Personally, I'm suprised how good Google V8 is a JITting.

I would be interested in 2 more data points:

* LuaJIT2 .. this could trump v8. It's insanely fast, and has special bit ops. handrolled.
* gcc intrinsics as a base line

and
* Java/C#

 ... with the latter since those might also not be the greatest for bit banging,
and there might be no cheap escape route to C.

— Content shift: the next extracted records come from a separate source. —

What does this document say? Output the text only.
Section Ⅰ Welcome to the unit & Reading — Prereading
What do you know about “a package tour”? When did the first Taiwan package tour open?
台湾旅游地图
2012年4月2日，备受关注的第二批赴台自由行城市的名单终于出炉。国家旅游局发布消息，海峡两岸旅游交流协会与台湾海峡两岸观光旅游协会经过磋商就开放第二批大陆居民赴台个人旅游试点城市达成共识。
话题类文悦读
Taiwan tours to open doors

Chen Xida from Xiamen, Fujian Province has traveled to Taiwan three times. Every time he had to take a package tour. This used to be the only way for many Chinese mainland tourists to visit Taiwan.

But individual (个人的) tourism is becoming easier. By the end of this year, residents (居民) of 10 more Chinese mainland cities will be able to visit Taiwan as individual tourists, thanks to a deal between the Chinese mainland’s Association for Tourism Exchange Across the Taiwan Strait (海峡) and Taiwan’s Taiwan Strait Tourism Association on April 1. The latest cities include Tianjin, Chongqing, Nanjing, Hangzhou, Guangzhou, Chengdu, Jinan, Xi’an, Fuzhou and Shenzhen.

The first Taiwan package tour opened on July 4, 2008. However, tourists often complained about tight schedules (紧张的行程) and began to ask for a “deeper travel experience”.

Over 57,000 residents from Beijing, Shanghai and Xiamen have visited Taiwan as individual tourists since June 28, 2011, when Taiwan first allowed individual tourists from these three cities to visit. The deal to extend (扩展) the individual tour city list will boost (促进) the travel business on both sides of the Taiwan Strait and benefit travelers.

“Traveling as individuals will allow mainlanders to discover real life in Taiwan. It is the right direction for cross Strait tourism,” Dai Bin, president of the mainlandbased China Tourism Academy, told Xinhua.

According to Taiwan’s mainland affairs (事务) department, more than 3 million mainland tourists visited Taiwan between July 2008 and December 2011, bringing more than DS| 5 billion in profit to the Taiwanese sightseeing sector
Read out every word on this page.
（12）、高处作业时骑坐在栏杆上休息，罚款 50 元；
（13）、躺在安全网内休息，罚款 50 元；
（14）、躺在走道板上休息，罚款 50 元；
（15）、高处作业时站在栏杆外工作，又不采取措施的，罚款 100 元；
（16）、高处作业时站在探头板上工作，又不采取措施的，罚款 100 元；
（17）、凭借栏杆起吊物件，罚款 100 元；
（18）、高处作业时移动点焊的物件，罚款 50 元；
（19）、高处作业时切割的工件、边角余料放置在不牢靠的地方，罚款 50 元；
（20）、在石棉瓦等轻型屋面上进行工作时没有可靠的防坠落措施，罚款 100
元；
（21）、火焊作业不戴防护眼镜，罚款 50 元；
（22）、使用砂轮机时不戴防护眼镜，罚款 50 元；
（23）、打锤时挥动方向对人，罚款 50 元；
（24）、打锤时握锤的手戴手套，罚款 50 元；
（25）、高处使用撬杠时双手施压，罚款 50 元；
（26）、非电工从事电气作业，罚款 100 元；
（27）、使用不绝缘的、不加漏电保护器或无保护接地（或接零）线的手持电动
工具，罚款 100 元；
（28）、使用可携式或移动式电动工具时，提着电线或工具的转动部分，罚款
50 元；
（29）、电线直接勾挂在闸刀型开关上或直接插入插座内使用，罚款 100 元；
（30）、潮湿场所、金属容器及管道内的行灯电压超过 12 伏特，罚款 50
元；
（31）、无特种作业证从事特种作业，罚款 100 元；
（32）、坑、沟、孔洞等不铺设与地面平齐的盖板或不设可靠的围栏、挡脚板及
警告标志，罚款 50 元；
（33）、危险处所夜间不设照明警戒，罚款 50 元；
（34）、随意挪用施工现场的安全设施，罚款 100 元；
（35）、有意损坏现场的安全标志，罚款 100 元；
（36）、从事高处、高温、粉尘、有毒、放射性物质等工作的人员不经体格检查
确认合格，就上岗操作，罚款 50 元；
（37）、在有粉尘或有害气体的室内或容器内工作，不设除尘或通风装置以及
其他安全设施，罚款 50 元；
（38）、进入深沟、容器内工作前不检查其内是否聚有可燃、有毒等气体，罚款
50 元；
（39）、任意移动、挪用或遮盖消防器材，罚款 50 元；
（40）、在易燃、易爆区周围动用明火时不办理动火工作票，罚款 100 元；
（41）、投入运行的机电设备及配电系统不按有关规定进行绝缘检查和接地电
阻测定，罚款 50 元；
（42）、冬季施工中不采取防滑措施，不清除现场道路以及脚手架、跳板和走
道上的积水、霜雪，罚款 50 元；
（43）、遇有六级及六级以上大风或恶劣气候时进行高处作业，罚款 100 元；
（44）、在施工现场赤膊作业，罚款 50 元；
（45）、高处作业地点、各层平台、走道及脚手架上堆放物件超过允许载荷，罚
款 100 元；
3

With Python, if I had more time, I'd probably write a minimal
WS accelerator native module that does just

* XOR
* incr. UTF-8 validation

Those 2 are the pain points.

Cheers,
Tobias

> -----Ursprüngliche Nachricht-----
> Von: Bob Gezelter [mailto:gezelter@rlgsc.com]
> Gesendet: Mittwoch, 7. September 2011 22:31
> An: len.holgate@gmail.com; Tobias Oberstein; rbarnes@bbn.com
> Cc: HYBI@ietf.org
> Betreff: Performance of Vector XOR
> 
> Len, Tobias, Richard,
> 
> I would recommend extreme caution on using rough JavaScript or even
> Python benchmarks as a test for the execution efficiency of the masking
> operation (Note: I say this as one who is unconvinced of the benefits of
> masking).
> 
> A well-written, straight vector XOR of a message should not be an extremely
> expensive operation. I would be loath to believe that modern processors
> cannot effectively perform this operation. With all due respect to the
> implementers, it is far more likely that the JavaScript (and quite possibly
> Python) use data structures and representations that were not designed for
> this type of vector operation.
> 
> In a real situation, the XOR would be done in code that is likely written in
> C/C++ or a similar language. If there is a real concern on this issue, then the
> analysis should be done at the level of precisely what machine instructions
> are actually being executed. As a former code generator writer, I can attest
> that it is quite easy to gain or lose efficiency at this level (for example, I would
> be unsurprised to discover that JavaScript and Python are doing the XOR one
> byte at a time, rather than in 64-bit chunks; that alone would account for
> nearly an order of magnitude performance hit).